Brad Watson was born in Meridian, Mississippi, and received an MFA from the University of Alabama. He is the author of a novel, The Heaven of Mercury, and of two short story collections, Last Days of the Dog-Men, awarded the Sue Kaufman Prize for First Fiction from the American Academy of Arts and Letters, and Aliens in the Prime of Their Lives. Watson teaches in the MFA program at the University of Wyoming.

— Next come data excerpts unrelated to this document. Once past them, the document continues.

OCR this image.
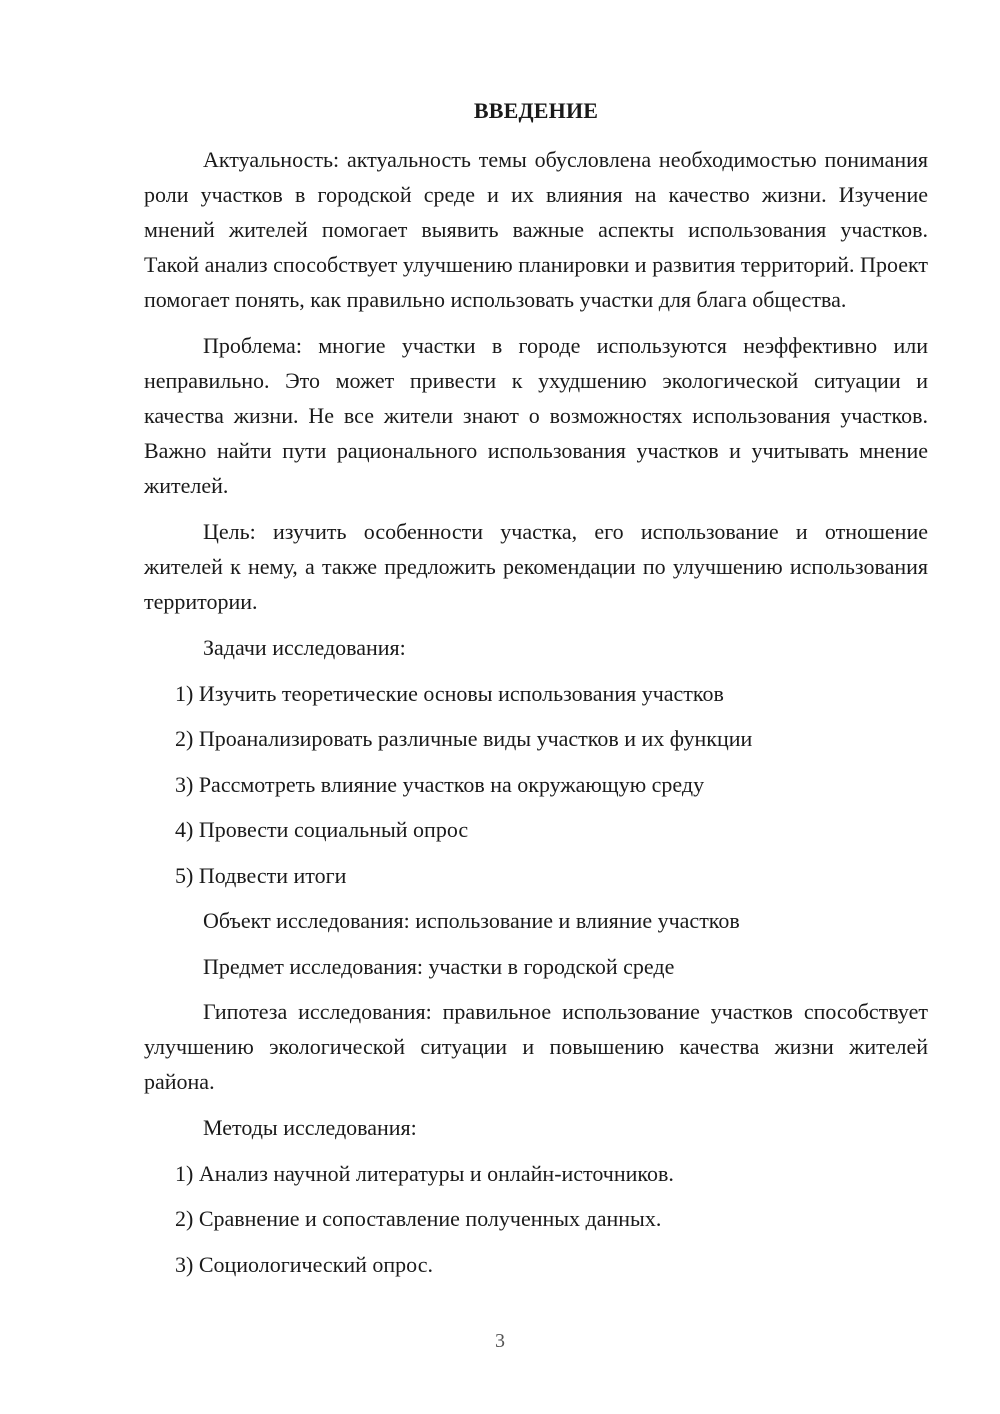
ВВЕДЕНИЕ

Актуальность: актуальность темы обусловлена необходимостью понимания роли участков в городской среде и их влияния на качество жизни. Изучение мнений жителей помогает выявить важные аспекты использования участков. Такой анализ способствует улучшению планировки и развития территорий. Проект помогает понять, как правильно использовать участки для блага общества.

Проблема: многие участки в городе используются неэффективно или неправильно. Это может привести к ухудшению экологической ситуации и качества жизни. Не все жители знают о возможностях использования участков. Важно найти пути рационального использования участков и учитывать мнение жителей.

Цель: изучить особенности участка, его использование и отношение жителей к нему, а также предложить рекомендации по улучшению использования территории.

Задачи исследования:
1) Изучить теоретические основы использования участков
2) Проанализировать различные виды участков и их функции
3) Рассмотреть влияние участков на окружающую среду
4) Провести социальный опрос
5) Подвести итоги
Объект исследования: использование и влияние участков
Предмет исследования: участки в городской среде

Гипотеза исследования: правильное использование участков способствует улучшению экологической ситуации и повышению качества жизни жителей района.

Методы исследования:
1) Анализ научной литературы и онлайн-источников.
2) Сравнение и сопоставление полученных данных.
3) Социологический опрос.
3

In the Prime of Their Lives

A Story

by Brad Watson

The day we ran off was hot, early August, no air conditioner in my 1962 VW bus. It topped out at forty miles an hour, so the forty-mile journey took us more than an hour, during which we drove along, kind of stunned by what we were doing, sweating, saying little, staring ahead at the highway, other cars and trucks blasting past us in the left lane. Just over the state line we stopped at a Stuckey’s and bought a pair of gold-painted wedding bands for a dollar apiece.

Olivia wore her favorite pair of red and white polka-dotted bell-bottoms. None of her other pants fit, by then. The bell-bottoms were low-waisted, and Olivia was carrying high, so she wore them often. She never did gain weight. She seemed to lose it. She threw up every day, throughout the day, from the beginning. How she’d been hiding that from her mother, I had no idea.